Section: New Results
Analysis and modeling for compact representation and navigation
3D modelling, multi-view plus depth videos, Layered depth images (LDI), 2D and 3D meshes, epitomes, image-based rendering, inpainting, view synthesis
Computational modelling of visual attention
Participants : Josselin Gautier, Olivier Le Meur, Zhi Liu.
Time-dependent saliency map
The study related to the deployment of visual attention in 2D and 3D has been completed in 2012. The purpose of this study was to investigate whether or not there is a difference between eye movements recorded while observers viewed natural images in 2D and 3D conditions. Results show that visual exploration in depth layer detection task is affected by the binocular disparity. In particular, participants tend to look first at closer areas just after the stimuli onset with the introduction of disparity, and then direct their gaze to more widespread locations. Based on these conclusions, a computational model of visual attention taking into account the temporal dimension has been designed. An Expectation-Maximisation (EM) algorithm has been used to infer the weight of different visual features (saliency, depth, center bias) over time. Results have been published in the journal Cognitive Computation.

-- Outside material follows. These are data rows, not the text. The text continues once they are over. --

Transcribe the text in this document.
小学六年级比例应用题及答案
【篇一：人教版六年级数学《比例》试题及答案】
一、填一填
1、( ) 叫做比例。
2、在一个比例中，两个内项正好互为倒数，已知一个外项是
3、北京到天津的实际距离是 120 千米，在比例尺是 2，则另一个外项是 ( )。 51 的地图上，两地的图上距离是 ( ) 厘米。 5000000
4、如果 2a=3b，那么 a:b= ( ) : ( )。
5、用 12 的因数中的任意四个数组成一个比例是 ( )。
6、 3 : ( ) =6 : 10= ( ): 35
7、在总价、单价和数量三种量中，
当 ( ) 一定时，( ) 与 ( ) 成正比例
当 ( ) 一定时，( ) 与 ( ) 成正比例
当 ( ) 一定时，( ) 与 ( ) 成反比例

A new study on a similar subject has started during the summer 2012. The purpose is again to investigate the influence of binocular disparity, scene complexity on visual scanpaths obtained in 2D and 3D viewing conditions. The main differences with the previous study are twofold. First, a new database of content has been designed. All parameters such as the amount of disparity are accurately mastered. Second is about the context of the study which deals with quality assessment of 3D video content.
Salient object detection
In 2012, Dr. Liu, who has joined the team in August for 2 years has started a study dealing with salient object detection. The goal is to extract automatically the most interesting object in an image or video sequence. The proposed approach is based on low-level visual features and extensively used a superpixel method. Starting from the superpixel representation of an image, the saliency measure of each superpixel is evaluated based on its global uniqueness and local contrasts with other superpixels. A saliency-directed region merging algorithm with a dynamic scale control scheme is then exploited to generate more meaningful regions. The region merging process is recorded using a Binary Partition Tree (BPT), in which each leaf node represents each superpixel and each non-leaf node represents each generated region during the region merging process. Finally, a node selection algorithm based on saliency density difference is used to select suitable nodes from BPT to form the salient object detection result. First experimental results on a public dataset (MSRA) are promising and demonstrate the effectiveness of the proposed approach.

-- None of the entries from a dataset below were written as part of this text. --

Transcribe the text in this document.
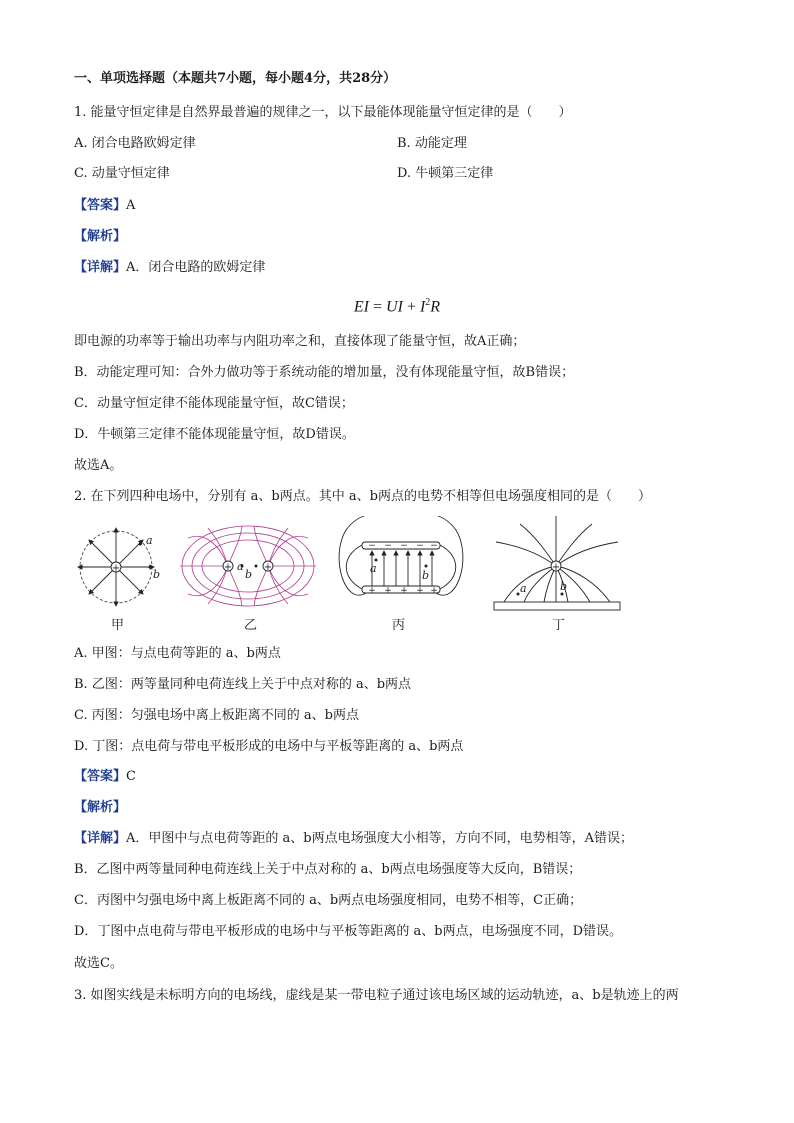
一、单项选择题（本题共7小题，每小题4分，共28分）
1. 能量守恒定律是自然界最普遍的规律之一，以下最能体现能量守恒定律的是（　　）
A. 闭合电路欧姆定律	B. 动能定理
C. 动量守恒定律	D. 牛顿第三定律
【答案】A
【解析】
【详解】A．闭合电路的欧姆定律
EI = UI + $I^2R$
即电源的功率等于输出功率与内阻功率之和，直接体现了能量守恒，故A正确；
B．动能定理可知：合外力做功等于系统动能的增加量，没有体现能量守恒，故B错误；
C．动量守恒定律不能体现能量守恒，故C错误；
D．牛顿第三定律不能体现能量守恒，故D错误。
故选A。
2. 在下列四种电场中，分别有 a、b两点。其中 a、b两点的电势不相等但电场强度相同的是（　　）
+
a
b
甲
+	+
a
b
乙
− − − − −
+ + + + +
a
b
丙
+
a	b
丁
A. 甲图：与点电荷等距的 a、b两点
B. 乙图：两等量同种电荷连线上关于中点对称的 a、b两点
C. 丙图：匀强电场中离上板距离不同的 a、b两点
D. 丁图：点电荷与带电平板形成的电场中与平板等距离的 a、b两点
【答案】C
【解析】
【详解】A．甲图中与点电荷等距的 a、b两点电场强度大小相等，方向不同，电势相等，A错误；
B．乙图中两等量同种电荷连线上关于中点对称的 a、b两点电场强度等大反向，B错误；
C．丙图中匀强电场中离上板距离不同的 a、b两点电场强度相同，电势不相等，C正确；
D．丁图中点电荷与带电平板形成的电场中与平板等距离的 a、b两点，电场强度不同，D错误。
故选C。
3. 如图实线是未标明方向的电场线，虚线是某一带电粒子通过该电场区域的运动轨迹，a、b是轨迹上的两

Similarity metrics for image processing
Participants : Mounira Ebdelli, Christine Guillemot, Olivier Le Meur, Raul Martinez Noriega, Aline Roumy.
Several image processing problems addressed by the team (inpainting, loss concealment, super-resolution, denoising) require having patch objective similarity metrics as close as possible to ground truth visual similarity. The derivation of such metrics has been investigated along several directions. First, a performance analysis of the most used fidelity metrics (SSD, SSIM, two SSD-weighted Battacharya metrics) has been carried out to assess the perceptual similarities between patches. A statistical analysis of subjective tests has shown that some of these metrics (the SSD-weighted Battacharya) are more suitable than others to respect human decisions in terms of patch similarities. This conclusion has been confirmed with the results of Non Local means (NL-means) denoising algorithm which are highly sensitive to the used similarity metrics. The value of each pixel in the blurred image is updated using a weighted average of the collocated pixels values in the most similar patches to the block centered on . We show that SSD, which is the most used similarity metric, is not necessary the best correlated with the perceptual criteria.

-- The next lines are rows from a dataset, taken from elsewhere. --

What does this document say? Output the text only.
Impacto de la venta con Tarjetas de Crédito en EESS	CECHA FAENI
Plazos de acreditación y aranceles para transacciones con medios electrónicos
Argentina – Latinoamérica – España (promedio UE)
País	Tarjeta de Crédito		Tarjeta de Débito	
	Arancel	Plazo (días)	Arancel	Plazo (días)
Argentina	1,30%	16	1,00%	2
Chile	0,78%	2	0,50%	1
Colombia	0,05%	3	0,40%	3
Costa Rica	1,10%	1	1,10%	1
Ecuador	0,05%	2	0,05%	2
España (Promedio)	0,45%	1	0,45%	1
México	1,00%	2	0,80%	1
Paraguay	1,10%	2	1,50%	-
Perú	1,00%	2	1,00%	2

Greedy algorithms for inpainting are based on the assumption of self-similarity within an image. A patch located on the boundary of the hole to be filled in, contains a known part and an unknown part. The known part is used to select other (completely known) patches and called exemplars. Then, these exemplars are used to reconstruct the unknown part of the patch being processed. Such an approach faces two main problems, decision of filling-in order and selection of good exemplars from which the missing region is synthesized. In [29] , we proposed an algorithm that tackles these problems with improvements in the preservation of linear edges, and reduction of error propagation compared to well-known algorithms from the literature. Our improvement in the filling-in order is based on a combination of priority terms, previously defined, that better encourages the early synthesis of linear structures. The second contribution helps reducing the error propagation thanks to a better detection of outliers from the candidate patches carried. This is obtained with a new metric based on the Hellinger distance between the patches that incorporates the whole information of the candidate patches.
Epitome-based image representation
Participants : Safa Cherigui, Christine Guillemot.
This work is carried out in collaboration with Technicolor (D. Thoreau, Ph. Guillotel, P. Perez) and aims at designing a compresion algorithm based on the concept of epitomes. An epitome is a condensed representation of an image (or a video) signal containing the essence of the textural properties of this image. Different forms of epitomes have been proposed in the literature, such as a patch-based probability model learned either from still image patches or from space-time texture cubes taken from the input video. These probability models together with appropriate inference algorithms, are useful for content analysis inpainting or super-resolution. Another family of approaches makes use of computer vision techniques, like the KLT tracking algorithm, in order to recover self similarities within and across images. In parallel, another type of approach consists in extracting epitome-like signatures from images using sparse coding and dictionary learning.
The method developed aims at tracking self-similarities within an image using a block matching (BM) algorithm. The epitome is constructed from disjoint pieces of texture (“epitome charts”) taken from the original image and a transform map which contains translational parameters. Those parameters keep track of the correspondences between each block of the input image and a block of the epitome. An Intra image compression scheme based on the epitome has been developed showing a rate saving of up to 12% on some images, including the rate cost of the epitome texture and of the transform map. The entire image can be reconstructed from the epitome texture with the help of the transform map.